Phase 5 — Breadth (later)

  • AMD GPU support in M1 (Steam Deck / Radeon)
  • Intel GPU best-effort
  • M13 auto-update (D18) — launch-time version check (GUI sidebar) + no-root self-update apply (rigdoctor update / sidebar button → authenticated pip upgrade), token-gated. Restart-after-update is manual for now.
  • [~] Optional auto-apply of suggested fixes behind explicit consent (D9 milestone) — first cut shipped for M6 (D22): one-click apply of runtime-reversible tunables (CPU governor, NVIDIA persistence, PCIe ASPM, swappiness, THP) via a single pkexec prompt, no reboot. GRUB-based fixes + CPU mitigations remain suggestion-only.

Phase 6 — Session sharing / remote assist (M12, D16)
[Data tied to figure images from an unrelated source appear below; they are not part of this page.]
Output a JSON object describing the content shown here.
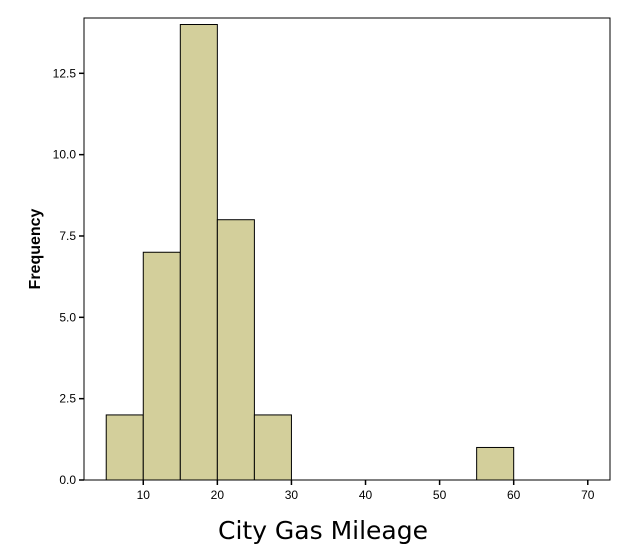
{
  "chart_data": {
    "type": "bar",
    "subtype": "histogram",
    "title": "",
    "xlabel": "City Gas Mileage",
    "ylabel": "Frequency",
    "bin_width": 5,
    "bins": [
      {
        "start": 5,
        "end": 10,
        "count": 2
      },
      {
        "start": 10,
        "end": 15,
        "count": 7
      },
      {
        "start": 15,
        "end": 20,
        "count": 14
      },
      {
        "start": 20,
        "end": 25,
        "count": 8
      },
      {
        "start": 25,
        "end": 30,
        "count": 2
      },
      {
        "start": 55,
        "end": 60,
        "count": 1
      }
    ],
    "xlim": [
      2,
      73
    ],
    "ylim": [
      0,
      14.2
    ],
    "x_ticks": [
      10,
      20,
      30,
      40,
      50,
      60,
      70
    ],
    "y_ticks": [
      0.0,
      2.5,
      5.0,
      7.5,
      10.0,
      12.5
    ],
    "x_tick_labels": [
      "10",
      "20",
      "30",
      "40",
      "50",
      "60",
      "70"
    ],
    "y_tick_labels": [
      "0.0",
      "2.5",
      "5.0",
      "7.5",
      "10.0",
      "12.5"
    ],
    "grid": false,
    "legend": "none",
    "colors": {
      "bar_fill": "#d3cf9b",
      "bar_stroke": "#000000",
      "frame": "#000000",
      "background": "#ffffff"
    }
  }
}
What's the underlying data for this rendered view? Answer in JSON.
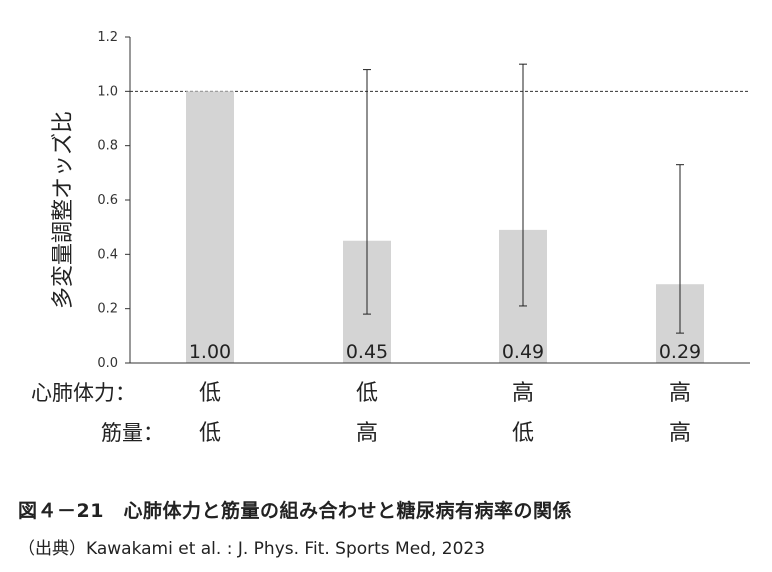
{
  "chart_data": {
    "type": "bar",
    "ylabel": "多変量調整オッズ比",
    "ylim": [
      0,
      1.2
    ],
    "yticks": [
      "0.0",
      "0.2",
      "0.4",
      "0.6",
      "0.8",
      "1.0",
      "1.2"
    ],
    "reference_line": 1.0,
    "bar_color": "#d4d4d4",
    "row_labels": [
      "心肺体力：",
      "筋量："
    ],
    "categories": [
      {
        "fitness": "低",
        "muscle": "低"
      },
      {
        "fitness": "低",
        "muscle": "高"
      },
      {
        "fitness": "高",
        "muscle": "低"
      },
      {
        "fitness": "高",
        "muscle": "高"
      }
    ],
    "values": [
      1.0,
      0.45,
      0.49,
      0.29
    ],
    "value_labels": [
      "1.00",
      "0.45",
      "0.49",
      "0.29"
    ],
    "error_low": [
      null,
      0.18,
      0.21,
      0.11
    ],
    "error_high": [
      null,
      1.08,
      1.1,
      0.73
    ]
  },
  "caption": {
    "title": "図４－21　心肺体力と筋量の組み合わせと糖尿病有病率の関係",
    "source": "（出典）Kawakami et al. : J. Phys. Fit. Sports Med, 2023"
  }
}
Escalating ladder, built in order:

  • Tier 1: share export — diagnostic bundle (inventory + recent log + report); B opens it in RigDoctor. One-way, safest.
  • Tier 2: live read-only view — rigdoctor share serve (stdlib HTTP, token-gated: sensors + health + inventory). Remote = user-chosen tunnel; GUI controls still to add.
  • Tier 3: host-consented interactive terminal — a real PTY shell shared over the relay (own pty, pyte-rendered guest), off by default; host reads along + can type (sudo).

Out of scope: stress/repro module (D7); multi-distro support and packaging beyond Ubuntu/apt + .deb (D15) — a thin seam is kept but not built out.

Dropped: stress / repro module (D7) — not on the roadmap.